Od 18 sierpnia funkcję prezesa Netii, stacjonarnego operatora telekomunikacyjnego, który w 66 proc. należy obecnie do grupy Cyfrowy Polsat i Zygmunta Solorza, obejmie Andrzej Abramczuk. Prawnik, partner w kancelarii Chajec Don-Siemion Żyto, od siedmiu lat pracuje dla spółek założyciela Polsatu. Wcześniej (2001–2006) był dyrektorem departamentu prawnego w GTS Poland i Cel Polska, a następnie trzy lata pracował dla P4 (sieć Play). Do zarządu Netii wszedł w grudniu 2017 r.

W piątek, jeszcze jako członek zarządu ds. strategii i regulacji, nie wykluczył, że telekom zwiększy inwestycje w modernizację sieci. Nie podał, na jakim etapie jest realizacja planu ogłoszonego w 2016 r., zgodnie z którym Netia miała zainwestować 417 mln zł w rozbudowę sieci do standardu NGA (minimum 30 Mb/s) do 2020 r. – Projekt idzie trochę lepiej, niż zakładaliśmy – powiedział. – Podjęta w 2016 r. decyzja, aby w jak najszybszym tempie zmodernizować jak największą część sieci, była słuszna. Uważamy, że zrealizujemy projekt z sukcesem – dodał.
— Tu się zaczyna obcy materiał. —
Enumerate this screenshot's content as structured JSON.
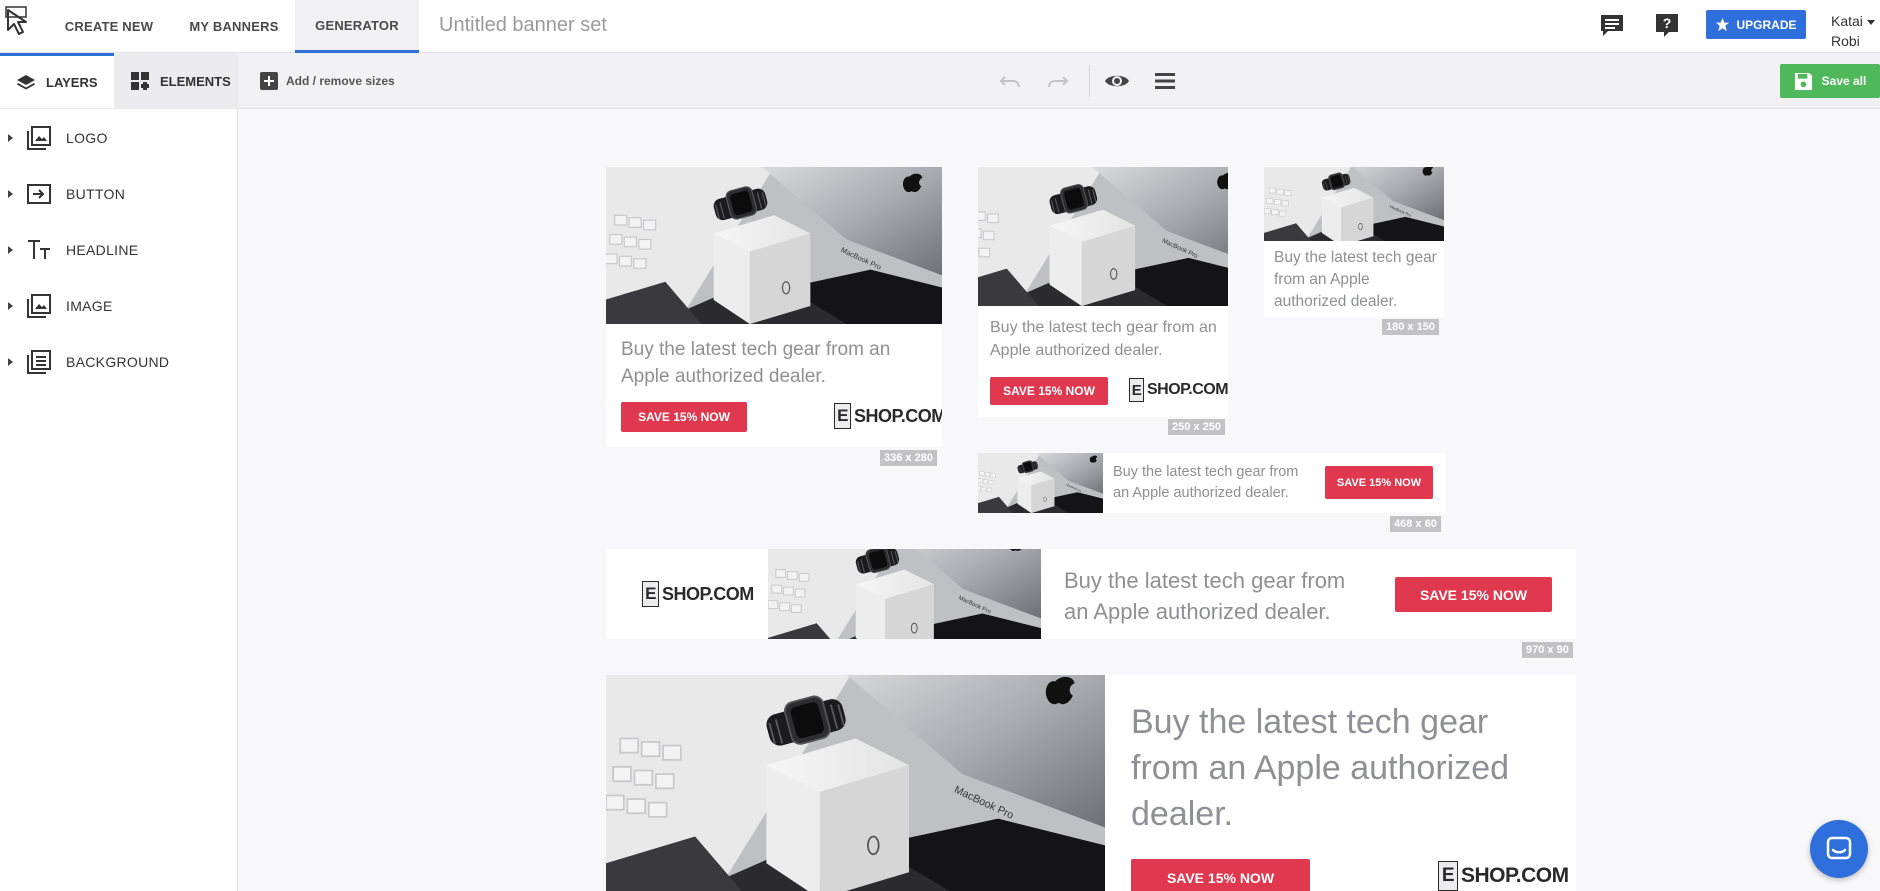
{
  "app": {
    "nav": {
      "create_new": "CREATE NEW",
      "my_banners": "MY BANNERS",
      "generator": "GENERATOR"
    },
    "doc_title": "Untitled banner set",
    "upgrade_label": "UPGRADE",
    "user": {
      "first": "Katai",
      "last": "Robi"
    }
  },
  "sidebar": {
    "tabs": {
      "layers": "LAYERS",
      "elements": "ELEMENTS"
    },
    "layers": [
      {
        "label": "LOGO",
        "icon": "image-stack-icon"
      },
      {
        "label": "BUTTON",
        "icon": "button-enter-icon"
      },
      {
        "label": "HEADLINE",
        "icon": "text-tt-icon"
      },
      {
        "label": "IMAGE",
        "icon": "image-stack-icon"
      },
      {
        "label": "BACKGROUND",
        "icon": "background-list-icon"
      }
    ]
  },
  "toolbar": {
    "add_sizes": "Add / remove sizes",
    "save_all": "Save all"
  },
  "banner_content": {
    "headline": "Buy the latest tech gear from an Apple authorized dealer.",
    "cta": "SAVE 15% NOW",
    "brand_letter": "E",
    "brand_rest": "SHOP.COM"
  },
  "banners": {
    "b336": {
      "size": "336 x 280"
    },
    "b250": {
      "size": "250 x 250"
    },
    "b180": {
      "size": "180 x 150"
    },
    "b468": {
      "size": "468 x 60"
    },
    "b970": {
      "size": "970 x 90"
    }
  },
  "colors": {
    "accent": "#2f6fdc",
    "cta": "#e0384e",
    "save": "#4fb85a",
    "headline": "#8f8f96"
  }
}
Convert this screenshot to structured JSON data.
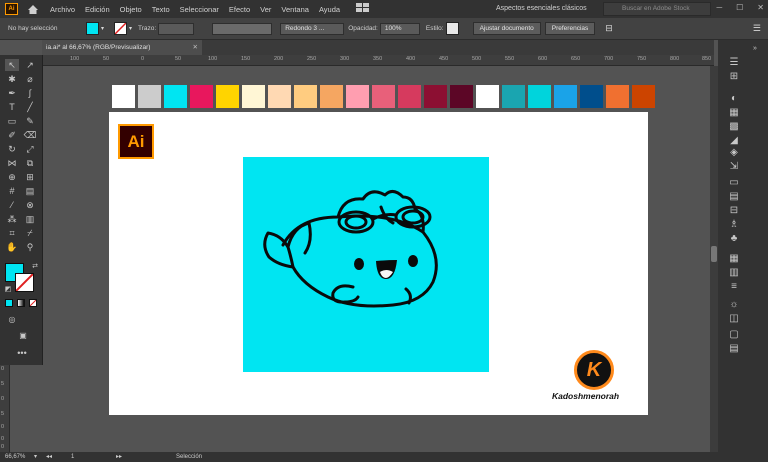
{
  "app": {
    "badge": "Ai"
  },
  "menu": [
    "Archivo",
    "Edición",
    "Objeto",
    "Texto",
    "Seleccionar",
    "Efecto",
    "Ver",
    "Ventana",
    "Ayuda"
  ],
  "workspace": "Aspectos esenciales clásicos",
  "search_placeholder": "Buscar en Adobe Stock",
  "control": {
    "selection": "No hay selección",
    "fill_color": "#00e5f2",
    "stroke_label": "Trazo:",
    "brush": "Redondo 3 ...",
    "opacity_label": "Opacidad:",
    "opacity_value": "100%",
    "style_label": "Estilo:",
    "align_button": "Ajustar documento",
    "prefs_button": "Preferencias"
  },
  "tab": {
    "title": "ia.ai* al 66,67% (RGB/Previsualizar)"
  },
  "ruler_h": [
    "100",
    "50",
    "0",
    "50",
    "100",
    "150",
    "200",
    "250",
    "300",
    "350",
    "400",
    "450",
    "500",
    "550",
    "600",
    "650",
    "700",
    "750",
    "800",
    "850"
  ],
  "ruler_v": [
    "0",
    "5",
    "0",
    "5",
    "0",
    "0",
    "0"
  ],
  "palette": [
    "#ffffff",
    "#cccccc",
    "#00e5f2",
    "#e8175d",
    "#ffd400",
    "#fff6d5",
    "#ffd9b3",
    "#ffcc80",
    "#f5a661",
    "#ff9eb0",
    "#e8607a",
    "#d63a5e",
    "#8c0f32",
    "#5c0626",
    "#ffffff",
    "#1aa5b0",
    "#00d4dc",
    "#1aa3e8",
    "#004e8c",
    "#f07030",
    "#cc4400"
  ],
  "logo": {
    "text": "Ai"
  },
  "brand": {
    "letter": "K",
    "name": "Kadoshmenorah"
  },
  "status": {
    "zoom": "66,67%",
    "page": "1",
    "tool": "Selección"
  }
}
W I połowie br. gotówkowe inwestycje Netii wyniosły 111 mln zł. Łącznie ze złożonymi zamówieniami suma jest niemal taka jak rok wcześniej. Podano, że sieciowe projekty technologiczne pochłonęły w br. 28 mln zł, a budżetu modernizacyjnego nie ujawniono.

Spółka zapewniła, że tam, gdzie sieć jest modernizowana, przybywa klientów internetu i telewizji, za którą klienci płacą coraz więcej, ponieważ dokupują pakiety i korzystają z ofert premium. W tym tygodniu najprawdopodobniej pokaże ofertę ligowych kanałów Polsat Sport Premium.

W I poł. br. przychody Netii wyniosły 690 mln zł, spadając o 5 proc. rok do roku, a zysk netto 32,8 mln zł, o 25 proc. więcej.